Here are the answers of these question.
Definition of Pointers-: The simple definition of Pointer is the variable which holds the address in memory of some other variable. You can understand this like a arrow pointing towards your home and on the arrow your address is print means the arrow holding the address of your home, and your home is the variable. This Lehman definition will help you to understand what is pointer.
The declaration of Pointer is as follows:
int *pointer;
Here’s the pointer is a variable which is integer type, and * sign is actually an operator to DE-reference a pointer. The only time it means “hey I’m a pointer” is during variable declaration.
And how it holds the address:
int *pointer;
int a;
pointer = &a;
Here, & ampersand sign specify the address of the variable.
In the above expression, variable a is the integer type and pointer is holding the address of a with the help of & sign. The data type int shows, 4 bytes of data the variable stored in.
Pointers in Array-:
Arrays are continuous block of memory holds multiple objects and the type of objects are specified. An array variable is constant. You can’t assign a pointer to an array variable, even if the pointer variable actually points to the same or a different array. You also cannot assign one array variable to another. You can assign an array variable to a pointer though and that is where things get confusing. When assigning the array to the pointer we are actually assigning the address of the first element in the array to the pointer.
int a[4] = {1,2,3};
int *pointer = a;
printf(“*pointer=%d\n”, *pointer);
Firstly we initialize the array of integer type. After this we initialize the integer pointer and assign the array variable to it. Since the array variable actually is the memory address of the first element in the array, we have assigned the memory address of the first element in the array to the pointer. This is the same as doing int *pointer = &a[0], explicitly stating the address-of the first element in the array.
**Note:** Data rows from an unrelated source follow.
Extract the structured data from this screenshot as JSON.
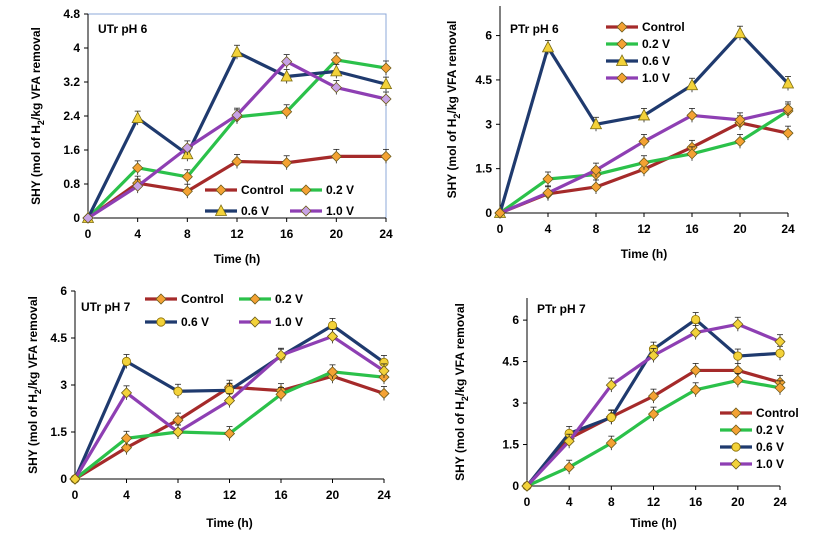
{
  "colors": {
    "Control": "#A52A2A",
    "0.2 V": "#2BC14A",
    "0.6 V": "#1F3A6E",
    "1.0 V": "#8E3FB3",
    "marker_orange": "#F4A233",
    "marker_yellow": "#F3D23A",
    "marker_violet": "#C7A2E6"
  },
  "chart_data": [
    {
      "type": "line",
      "title": "UTr pH 6",
      "xlabel": "Time (h)",
      "ylabel": "SHY (mol of H2/kg VFA removal",
      "x": [
        0,
        4,
        8,
        12,
        16,
        20,
        24
      ],
      "xticks": [
        "0",
        "4",
        "8",
        "12",
        "16",
        "20",
        "24"
      ],
      "ylim": [
        0,
        4.8
      ],
      "yticks": [
        "0",
        "0.8",
        "1.6",
        "2.4",
        "3.2",
        "4",
        "4.8"
      ],
      "legend_position": "bottom-right",
      "series": [
        {
          "name": "Control",
          "values": [
            0,
            0.82,
            0.63,
            1.33,
            1.3,
            1.45,
            1.45
          ]
        },
        {
          "name": "0.2 V",
          "values": [
            0,
            1.18,
            0.97,
            2.38,
            2.5,
            3.72,
            3.53
          ]
        },
        {
          "name": "0.6 V",
          "values": [
            0,
            2.35,
            1.5,
            3.9,
            3.33,
            3.45,
            3.15
          ]
        },
        {
          "name": "1.0 V",
          "values": [
            0,
            0.75,
            1.65,
            2.42,
            3.68,
            3.07,
            2.8
          ]
        }
      ]
    },
    {
      "type": "line",
      "title": "PTr pH 6",
      "xlabel": "Time (h)",
      "ylabel": "SHY (mol of H2/kg VFA removal",
      "x": [
        0,
        4,
        8,
        12,
        16,
        20,
        24
      ],
      "xticks": [
        "0",
        "4",
        "8",
        "12",
        "16",
        "20",
        "24"
      ],
      "ylim": [
        0,
        7
      ],
      "yticks": [
        "0",
        "1.5",
        "3",
        "4.5",
        "6"
      ],
      "legend_position": "top-right",
      "series": [
        {
          "name": "Control",
          "values": [
            0,
            0.65,
            0.88,
            1.48,
            2.22,
            3.05,
            2.7
          ]
        },
        {
          "name": "0.2 V",
          "values": [
            0,
            1.15,
            1.3,
            1.7,
            2.0,
            2.42,
            3.45
          ]
        },
        {
          "name": "0.6 V",
          "values": [
            0,
            5.6,
            3.0,
            3.3,
            4.32,
            6.08,
            4.38
          ]
        },
        {
          "name": "1.0 V",
          "values": [
            0,
            0.68,
            1.45,
            2.42,
            3.3,
            3.15,
            3.52
          ]
        }
      ]
    },
    {
      "type": "line",
      "title": "UTr pH 7",
      "xlabel": "Time (h)",
      "ylabel": "SHY (mol of H2/kg VFA removal",
      "x": [
        0,
        4,
        8,
        12,
        16,
        20,
        24
      ],
      "xticks": [
        "0",
        "4",
        "8",
        "12",
        "16",
        "20",
        "24"
      ],
      "ylim": [
        0,
        6
      ],
      "yticks": [
        "0",
        "1.5",
        "3",
        "4.5",
        "6"
      ],
      "legend_position": "top",
      "series": [
        {
          "name": "Control",
          "values": [
            0,
            1.0,
            1.88,
            2.93,
            2.82,
            3.28,
            2.73
          ]
        },
        {
          "name": "0.2 V",
          "values": [
            0,
            1.3,
            1.5,
            1.45,
            2.7,
            3.42,
            3.25
          ]
        },
        {
          "name": "0.6 V",
          "values": [
            0,
            3.75,
            2.8,
            2.83,
            3.92,
            4.9,
            3.72
          ]
        },
        {
          "name": "1.0 V",
          "values": [
            0,
            2.75,
            1.5,
            2.5,
            3.95,
            4.55,
            3.45
          ]
        }
      ]
    },
    {
      "type": "line",
      "title": "PTr pH 7",
      "xlabel": "Time (h)",
      "ylabel": "SHY (mol of H2/kg VFA removal",
      "x": [
        0,
        4,
        8,
        12,
        16,
        20,
        24
      ],
      "xticks": [
        "0",
        "4",
        "8",
        "12",
        "16",
        "20",
        "24"
      ],
      "ylim": [
        0,
        6.8
      ],
      "yticks": [
        "0",
        "1.5",
        "3",
        "4.5",
        "6"
      ],
      "legend_position": "bottom-right",
      "series": [
        {
          "name": "Control",
          "values": [
            0,
            1.72,
            2.5,
            3.25,
            4.18,
            4.18,
            3.75
          ]
        },
        {
          "name": "0.2 V",
          "values": [
            0,
            0.68,
            1.55,
            2.6,
            3.48,
            3.82,
            3.55
          ]
        },
        {
          "name": "0.6 V",
          "values": [
            0,
            1.9,
            2.48,
            4.95,
            6.02,
            4.7,
            4.8
          ]
        },
        {
          "name": "1.0 V",
          "values": [
            0,
            1.62,
            3.65,
            4.72,
            5.55,
            5.85,
            5.22
          ]
        }
      ]
    }
  ]
}
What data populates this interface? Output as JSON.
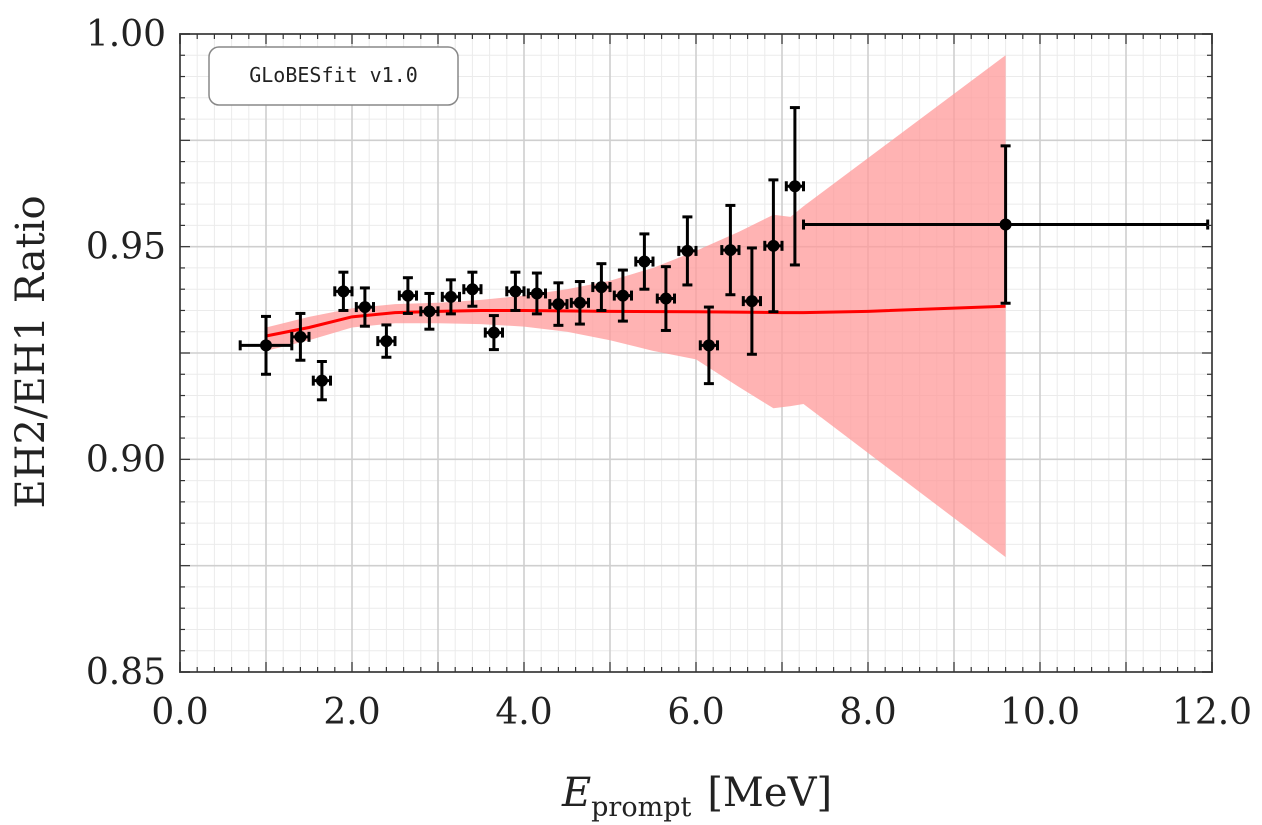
{
  "badge": {
    "text": "GLoBESfit v1.0"
  },
  "colors": {
    "fit_line": "#ff0000",
    "band_fill": "#ff9999",
    "points": "#000000",
    "grid_major": "#cfcfcf",
    "grid_minor": "#ebebeb",
    "frame": "#555555"
  },
  "chart_data": {
    "type": "scatter",
    "title": "",
    "xlabel_main": "E",
    "xlabel_sub": "prompt",
    "xlabel_unit": "[MeV]",
    "ylabel": "EH2/EH1 Ratio",
    "xlim": [
      0,
      12
    ],
    "ylim": [
      0.85,
      1.0
    ],
    "xticks": [
      0,
      2,
      4,
      6,
      8,
      10,
      12
    ],
    "xtick_labels": [
      "0.0",
      "2.0",
      "4.0",
      "6.0",
      "8.0",
      "10.0",
      "12.0"
    ],
    "yticks": [
      0.85,
      0.9,
      0.95,
      1.0
    ],
    "ytick_labels": [
      "0.85",
      "0.90",
      "0.95",
      "1.00"
    ],
    "grid": true,
    "series": [
      {
        "kind": "errorbar",
        "points": [
          {
            "x": 1.0,
            "y": 0.9268,
            "xerr": 0.3,
            "yerr": 0.0068
          },
          {
            "x": 1.4,
            "y": 0.9288,
            "xerr": 0.1,
            "yerr": 0.0055
          },
          {
            "x": 1.65,
            "y": 0.9185,
            "xerr": 0.1,
            "yerr": 0.0045
          },
          {
            "x": 1.9,
            "y": 0.9395,
            "xerr": 0.1,
            "yerr": 0.0045
          },
          {
            "x": 2.15,
            "y": 0.9358,
            "xerr": 0.1,
            "yerr": 0.0045
          },
          {
            "x": 2.4,
            "y": 0.9278,
            "xerr": 0.1,
            "yerr": 0.0038
          },
          {
            "x": 2.65,
            "y": 0.9385,
            "xerr": 0.1,
            "yerr": 0.0042
          },
          {
            "x": 2.9,
            "y": 0.9348,
            "xerr": 0.1,
            "yerr": 0.0042
          },
          {
            "x": 3.15,
            "y": 0.9382,
            "xerr": 0.1,
            "yerr": 0.004
          },
          {
            "x": 3.4,
            "y": 0.94,
            "xerr": 0.1,
            "yerr": 0.004
          },
          {
            "x": 3.65,
            "y": 0.9298,
            "xerr": 0.1,
            "yerr": 0.004
          },
          {
            "x": 3.9,
            "y": 0.9395,
            "xerr": 0.1,
            "yerr": 0.0045
          },
          {
            "x": 4.15,
            "y": 0.939,
            "xerr": 0.1,
            "yerr": 0.0048
          },
          {
            "x": 4.4,
            "y": 0.9365,
            "xerr": 0.1,
            "yerr": 0.005
          },
          {
            "x": 4.65,
            "y": 0.9368,
            "xerr": 0.1,
            "yerr": 0.005
          },
          {
            "x": 4.9,
            "y": 0.9405,
            "xerr": 0.1,
            "yerr": 0.0055
          },
          {
            "x": 5.15,
            "y": 0.9385,
            "xerr": 0.1,
            "yerr": 0.006
          },
          {
            "x": 5.4,
            "y": 0.9465,
            "xerr": 0.1,
            "yerr": 0.0065
          },
          {
            "x": 5.65,
            "y": 0.9378,
            "xerr": 0.1,
            "yerr": 0.0075
          },
          {
            "x": 5.9,
            "y": 0.949,
            "xerr": 0.1,
            "yerr": 0.008
          },
          {
            "x": 6.15,
            "y": 0.9268,
            "xerr": 0.1,
            "yerr": 0.009
          },
          {
            "x": 6.4,
            "y": 0.9492,
            "xerr": 0.1,
            "yerr": 0.0105
          },
          {
            "x": 6.65,
            "y": 0.9372,
            "xerr": 0.1,
            "yerr": 0.0125
          },
          {
            "x": 6.9,
            "y": 0.9502,
            "xerr": 0.1,
            "yerr": 0.0155
          },
          {
            "x": 7.15,
            "y": 0.9642,
            "xerr": 0.1,
            "yerr": 0.0185
          },
          {
            "x": 9.6,
            "y": 0.9552,
            "xerr": 2.35,
            "yerr": 0.0185
          }
        ]
      },
      {
        "kind": "line",
        "x": [
          1.0,
          1.5,
          2.0,
          2.5,
          3.0,
          3.5,
          4.0,
          5.0,
          6.0,
          7.0,
          7.25,
          8.0,
          9.6
        ],
        "y": [
          0.929,
          0.931,
          0.9335,
          0.9345,
          0.9348,
          0.935,
          0.935,
          0.9348,
          0.9347,
          0.9345,
          0.9345,
          0.9348,
          0.936
        ]
      },
      {
        "kind": "band",
        "x": [
          1.0,
          1.5,
          2.0,
          2.5,
          3.0,
          3.5,
          4.0,
          4.5,
          5.0,
          5.5,
          6.0,
          6.5,
          6.9,
          7.1,
          7.25,
          9.6
        ],
        "lower": [
          0.9255,
          0.928,
          0.931,
          0.932,
          0.932,
          0.9318,
          0.9312,
          0.93,
          0.928,
          0.9255,
          0.9235,
          0.917,
          0.912,
          0.9125,
          0.913,
          0.877
        ],
        "upper": [
          0.931,
          0.9335,
          0.9355,
          0.9365,
          0.9368,
          0.9375,
          0.9385,
          0.94,
          0.942,
          0.945,
          0.949,
          0.9535,
          0.9575,
          0.957,
          0.9595,
          0.995
        ]
      }
    ]
  }
}
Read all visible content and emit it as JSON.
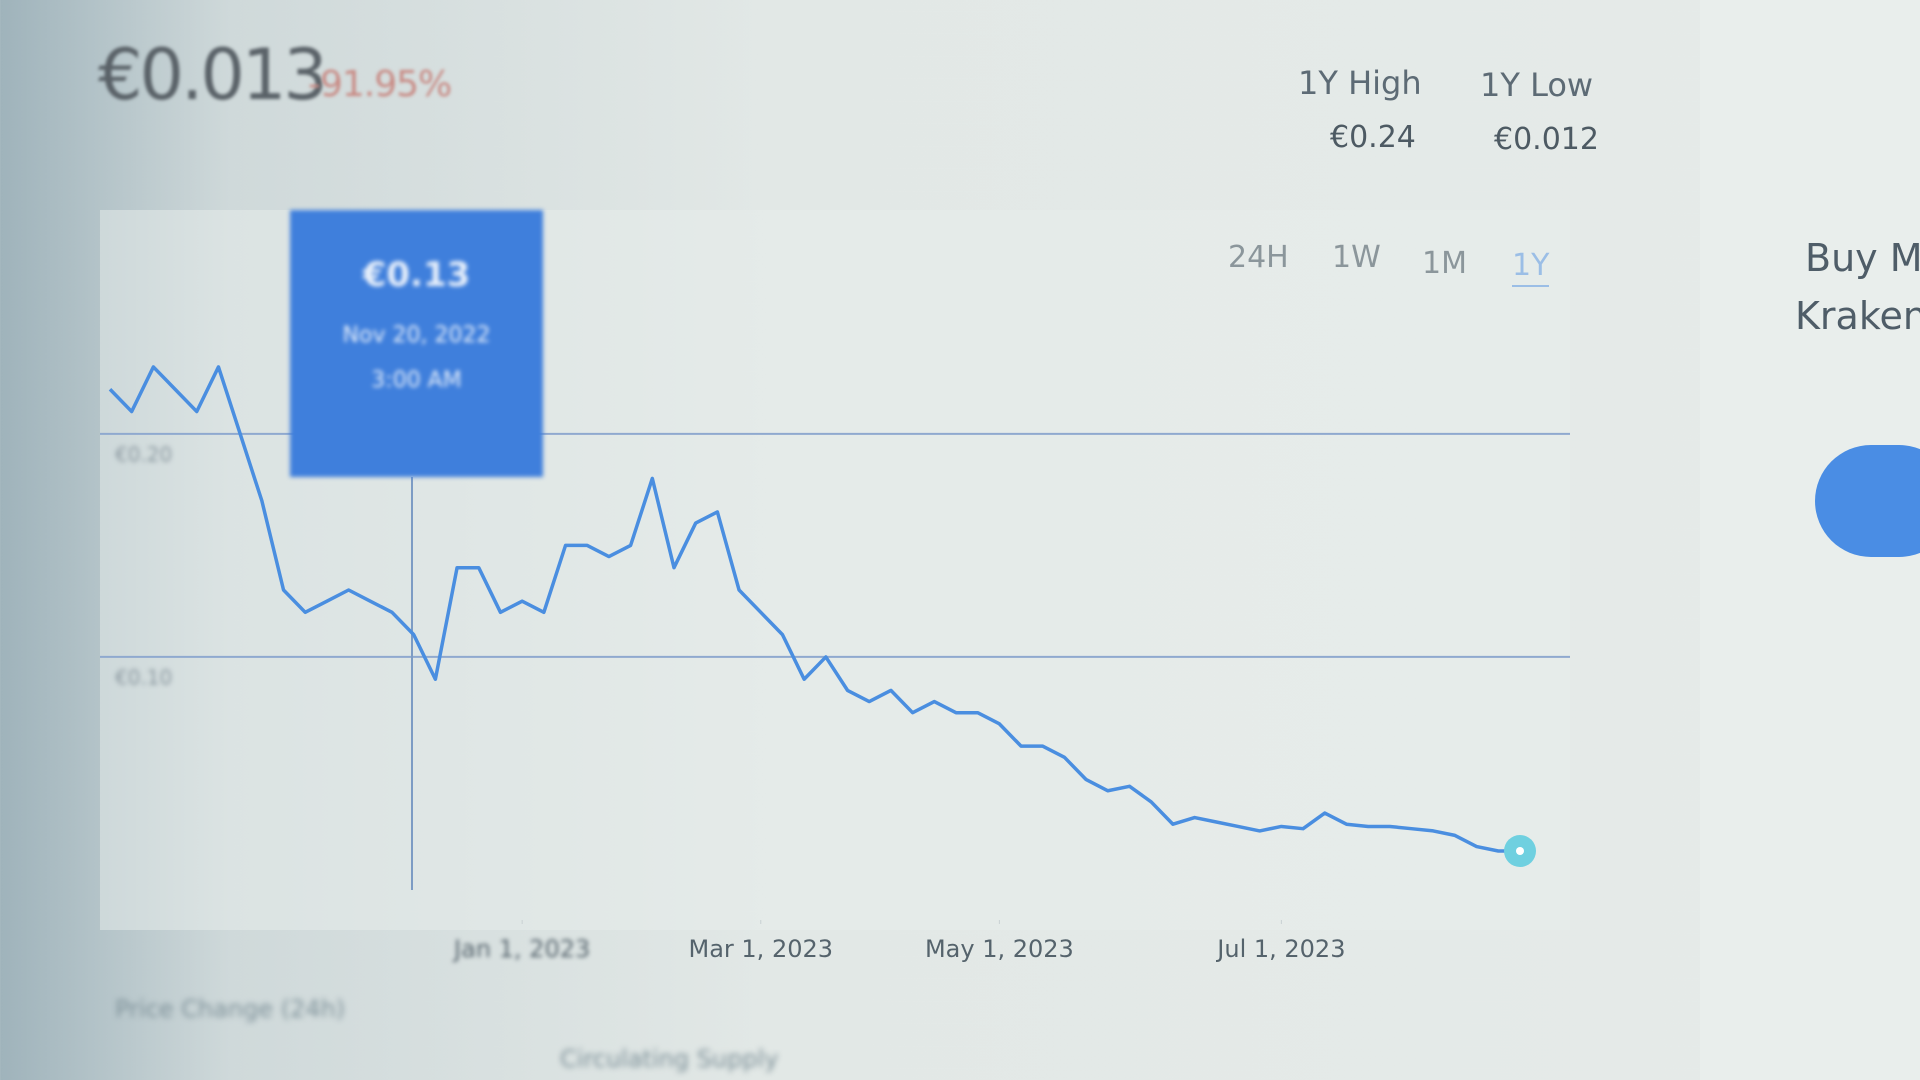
{
  "header": {
    "price": "€0.013",
    "change": "-91.95%",
    "stats": [
      {
        "label": "1Y High",
        "value": "€0.24"
      },
      {
        "label": "1Y Low",
        "value": "€0.012"
      }
    ]
  },
  "ranges": [
    "24H",
    "1W",
    "1M",
    "1Y"
  ],
  "tooltip": {
    "price": "€0.13",
    "date": "Nov 20, 2022",
    "time": "3:00 AM"
  },
  "sidebar": {
    "line1": "Buy M",
    "line2": "Kraken"
  },
  "footer": [
    "Price Change (24h)",
    "Circulating Supply"
  ],
  "chart_data": {
    "type": "line",
    "color": "#4a8ee0",
    "values": [
      0.22,
      0.21,
      0.23,
      0.22,
      0.21,
      0.23,
      0.2,
      0.17,
      0.13,
      0.12,
      0.125,
      0.13,
      0.125,
      0.12,
      0.11,
      0.09,
      0.14,
      0.14,
      0.12,
      0.125,
      0.12,
      0.15,
      0.15,
      0.145,
      0.15,
      0.18,
      0.14,
      0.16,
      0.165,
      0.13,
      0.12,
      0.11,
      0.09,
      0.1,
      0.085,
      0.08,
      0.085,
      0.075,
      0.08,
      0.075,
      0.075,
      0.07,
      0.06,
      0.06,
      0.055,
      0.045,
      0.04,
      0.042,
      0.035,
      0.025,
      0.028,
      0.026,
      0.024,
      0.022,
      0.024,
      0.023,
      0.03,
      0.025,
      0.024,
      0.024,
      0.023,
      0.022,
      0.02,
      0.015,
      0.013,
      0.013
    ],
    "ylim": [
      0,
      0.26
    ],
    "yticks": [
      {
        "value": 0.1,
        "label": "€0.10"
      },
      {
        "value": 0.2,
        "label": "€0.20"
      }
    ],
    "xticks": [
      {
        "value": 19,
        "label": "Jan 1, 2023"
      },
      {
        "value": 30,
        "label": "Mar 1, 2023"
      },
      {
        "value": 41,
        "label": "May 1, 2023"
      },
      {
        "value": 54,
        "label": "Jul 1, 2023"
      }
    ],
    "grid": true
  }
}
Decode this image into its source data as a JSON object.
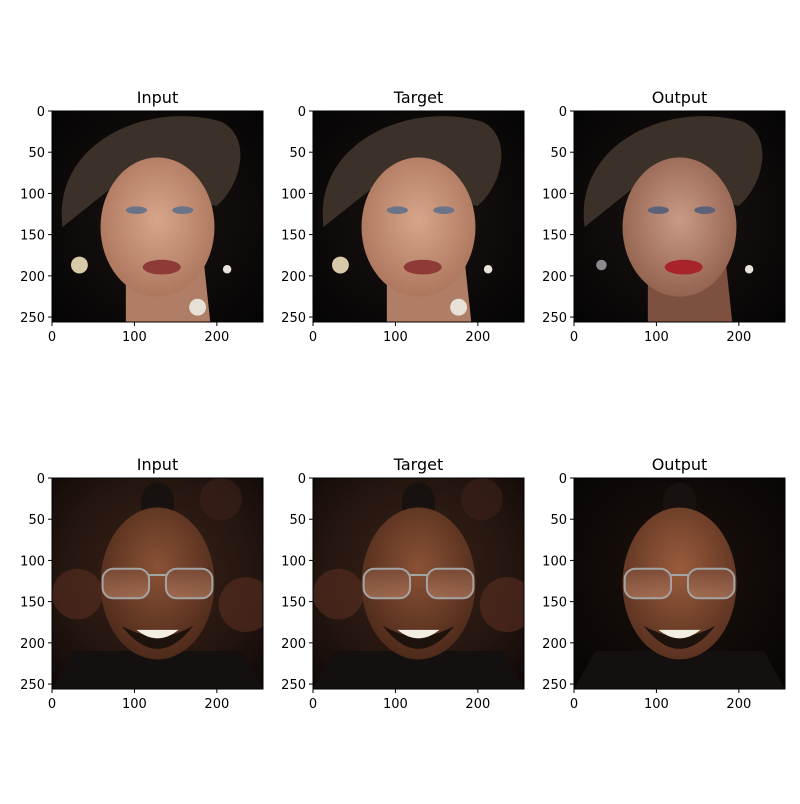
{
  "figure": {
    "rows": [
      {
        "panels": [
          {
            "title": "Input",
            "subject": "portrait-woman",
            "variant": "original"
          },
          {
            "title": "Target",
            "subject": "portrait-woman",
            "variant": "original"
          },
          {
            "title": "Output",
            "subject": "portrait-woman",
            "variant": "generated"
          }
        ]
      },
      {
        "panels": [
          {
            "title": "Input",
            "subject": "portrait-man-sunglasses",
            "variant": "original"
          },
          {
            "title": "Target",
            "subject": "portrait-man-sunglasses",
            "variant": "original"
          },
          {
            "title": "Output",
            "subject": "portrait-man-sunglasses",
            "variant": "generated"
          }
        ]
      }
    ],
    "axes": {
      "x_ticks": [
        "0",
        "100",
        "200"
      ],
      "y_ticks": [
        "0",
        "50",
        "100",
        "150",
        "200",
        "250"
      ],
      "x_tick_values": [
        0,
        100,
        200
      ],
      "y_tick_values": [
        0,
        50,
        100,
        150,
        200,
        250
      ],
      "image_extent": [
        0,
        256
      ]
    }
  }
}
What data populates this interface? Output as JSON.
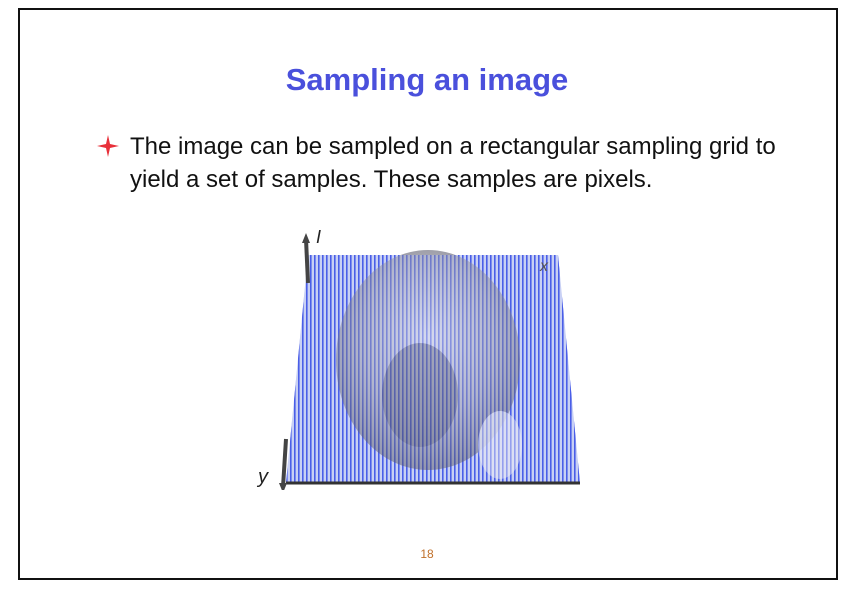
{
  "title": "Sampling an image",
  "bullets": [
    "The image can be sampled on a rectangular sampling grid to yield a set of samples. These samples are pixels."
  ],
  "figure": {
    "axis_labels": [
      "I",
      "x",
      "y"
    ]
  },
  "page_number": 18
}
Notice the pointer has to be the same type as the elements of the array, unless the pointer is a void pointer.
Pointers to structure-:
A pointer to a structure holds the memory address of the first memory of structures. And the pointers to structure must be declared to point to the structure type or be void type.
struct person {
int age;
char *name;
};
struct person first;
struct person *ptr;
first.age = 21;
char *fullname = “full name”;
first.name = fullname;
ptr = &first;
printf(“age=%d, name=%s\n”, first.age, ptr->name);
On the first 6 lines we declare the struct person, a variable to hold a person struct, and a pointer to a person struct. Line 8 we assign a literal int to the age member. Line 9-10 we declare a char pointer to a literal char array and then assign that to the struct name member. Line 11 we assign a reference to the first person struct to our struct pointer variable.
Line 13 we print out the age and name of our struct instance. Notice the two different notations, the . and the ->. With the age field we are accessing the struct instance directly and so we use the . notation. With the name field we are using our pointer to the struct instance and so we use the -> notation. This would be the same as doing (*ptr).name where we first derefence the pointer and then access the name field.